Published May 23, 2002

At least a dozen Native American villages existed in the Cuyamaca Mountains until about a century and a half ago. These were the mountain villages or summer camps of the Kumeyaay tribe, who divided their time between the Laguna and Cuyamaca Mountains and the present Anza-Borrego Desert. Some of the same habitation sites are occupied by present-day camping or picnicking sites, and near those areas you can often find on slabs or large boulders of granite clusters of morteros, or mortar holes, used for the milling of acorns and other seeds. Some of Cuyamaca's village sites are a little more isolated, reachable only by trail. One such place, marked by a large cluster of morteros, lies a short distance from Paso Picacho Campground by way of a short section of the West Side Trail. Pine- and oak-shaded Paso Picacho, at elevation 4870 feet, is one of the two large camping areas within Cuyamaca Rancho State Park, 12 miles north of Interstate 8 via Highway 79.

The morteros are only a few minutes' walk away. From the fire station outside the campground entrance, walk uphill on the paved (but closed to vehicle traffic) fire road leading toward the summit of Cuyamaca Peak. Beyond the gate that blocks vehicle traffic on the fire road, a sign marks the beginning of the West Side Trail -- a trail roughly paralleling Highway 79. You can also reach the start of the West Side Trail from the back (south side) of the campground. After about 0.2 mile on the West Side Trail, you emerge from the forest cover and skirt the north edge of a meadow. Look for a complex of about 30 morteros near the trail. There are others nearby.

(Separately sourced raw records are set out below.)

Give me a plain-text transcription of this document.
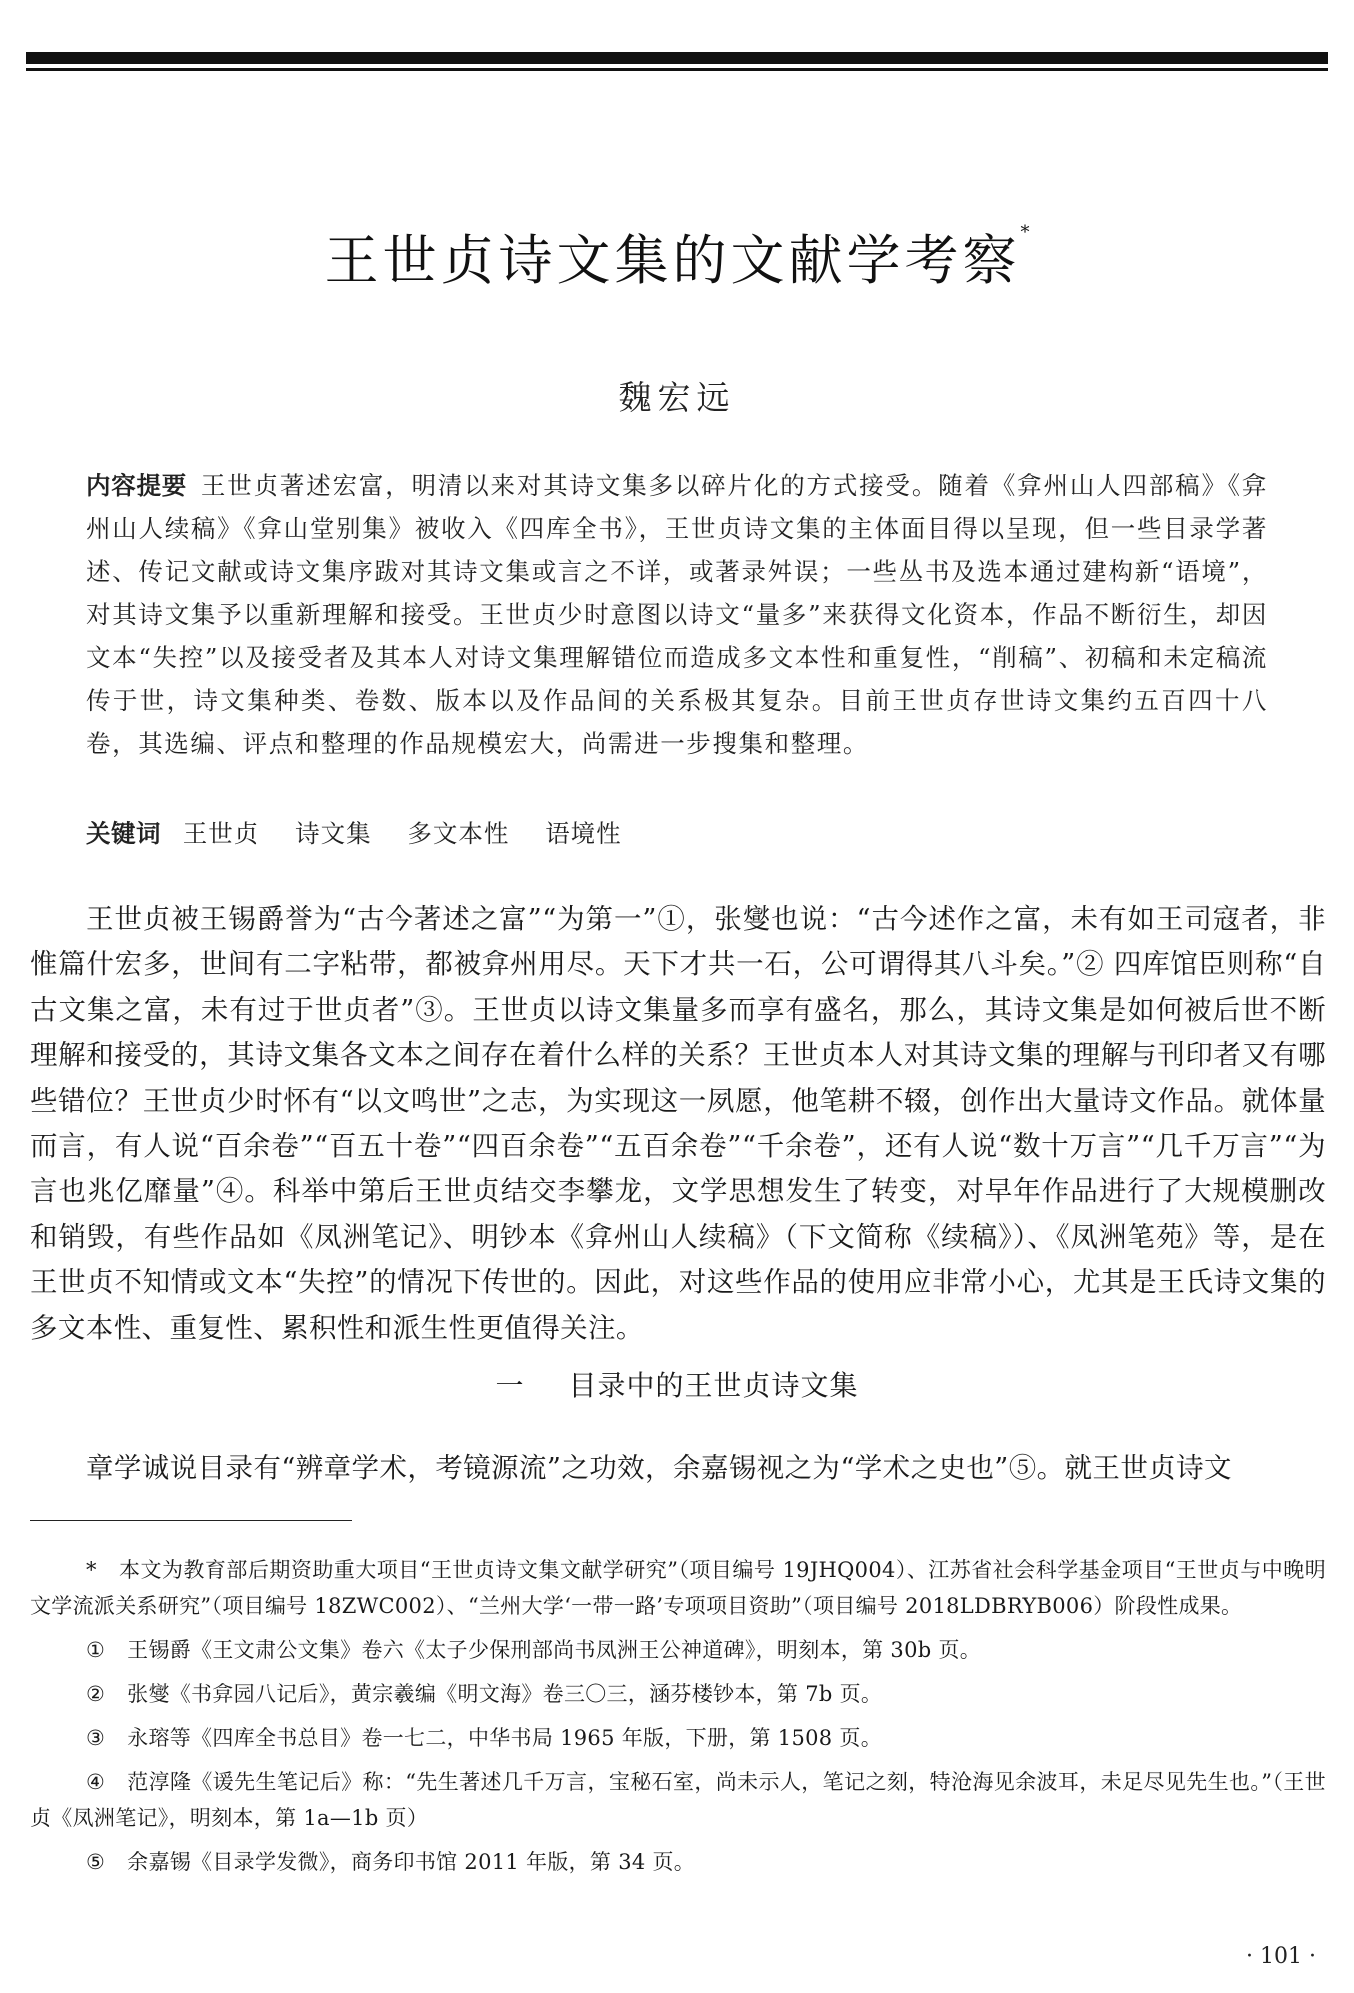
王世贞诗文集的文献学考察*
魏宏远
内容提要 王世贞著述宏富，明清以来对其诗文集多以碎片化的方式接受。随着《弇州山人四部稿》《弇州山人续稿》《弇山堂别集》被收入《四库全书》，王世贞诗文集的主体面目得以呈现，但一些目录学著述、传记文献或诗文集序跋对其诗文集或言之不详，或著录舛误；一些丛书及选本通过建构新“语境”，对其诗文集予以重新理解和接受。王世贞少时意图以诗文“量多”来获得文化资本，作品不断衍生，却因文本“失控”以及接受者及其本人对诗文集理解错位而造成多文本性和重复性，“削稿”、初稿和未定稿流传于世，诗文集种类、卷数、版本以及作品间的关系极其复杂。目前王世贞存世诗文集约五百四十八卷，其选编、评点和整理的作品规模宏大，尚需进一步搜集和整理。
关键词 王世贞 诗文集 多文本性 语境性

王世贞被王锡爵誉为“古今著述之富”“为第一”①，张燮也说：“古今述作之富，未有如王司寇者，非惟篇什宏多，世间有二字粘带，都被弇州用尽。天下才共一石，公可谓得其八斗矣。”② 四库馆臣则称“自古文集之富，未有过于世贞者”③。王世贞以诗文集量多而享有盛名，那么，其诗文集是如何被后世不断理解和接受的，其诗文集各文本之间存在着什么样的关系？王世贞本人对其诗文集的理解与刊印者又有哪些错位？王世贞少时怀有“以文鸣世”之志，为实现这一夙愿，他笔耕不辍，创作出大量诗文作品。就体量而言，有人说“百余卷”“百五十卷”“四百余卷”“五百余卷”“千余卷”，还有人说“数十万言”“几千万言”“为言也兆亿靡量”④。科举中第后王世贞结交李攀龙，文学思想发生了转变，对早年作品进行了大规模删改和销毁，有些作品如《凤洲笔记》、明钞本《弇州山人续稿》（下文简称《续稿》）、《凤洲笔苑》等，是在王世贞不知情或文本“失控”的情况下传世的。因此，对这些作品的使用应非常小心，尤其是王氏诗文集的多文本性、重复性、累积性和派生性更值得关注。

一 目录中的王世贞诗文集

章学诚说目录有“辨章学术，考镜源流”之功效，余嘉锡视之为“学术之史也”⑤。就王世贞诗文

* 本文为教育部后期资助重大项目“王世贞诗文集文献学研究”（项目编号 19JHQ004）、江苏省社会科学基金项目“王世贞与中晚明文学流派关系研究”（项目编号 18ZWC002）、“兰州大学‘一带一路’专项项目资助”（项目编号 2018LDBRYB006）阶段性成果。

① 王锡爵《王文肃公文集》卷六《太子少保刑部尚书凤洲王公神道碑》，明刻本，第 30b 页。

② 张燮《书弇园八记后》，黄宗羲编《明文海》卷三〇三，涵芬楼钞本，第 7b 页。

③ 永瑢等《四库全书总目》卷一七二，中华书局 1965 年版，下册，第 1508 页。

④ 范淳隆《谖先生笔记后》称：“先生著述几千万言，宝秘石室，尚未示人，笔记之刻，特沧海见余波耳，未足尽见先生也。”（王世贞《凤洲笔记》，明刻本，第 1a—1b 页）

⑤ 余嘉锡《目录学发微》，商务印书馆 2011 年版，第 34 页。

· 101 ·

With a modest leap of imagination, it's not too difficult to picture a typical scene on a summer's day 200 years ago: Indian women grinding acorn meal, children squalling nearby, the men off hunting small game, or perhaps fashioning stone tools or arrowheads. Collectors long ago carried off any small artifacts left behind, but the well-worn pits in the granite remain as reminders of an epoch that ended only a few generations ago.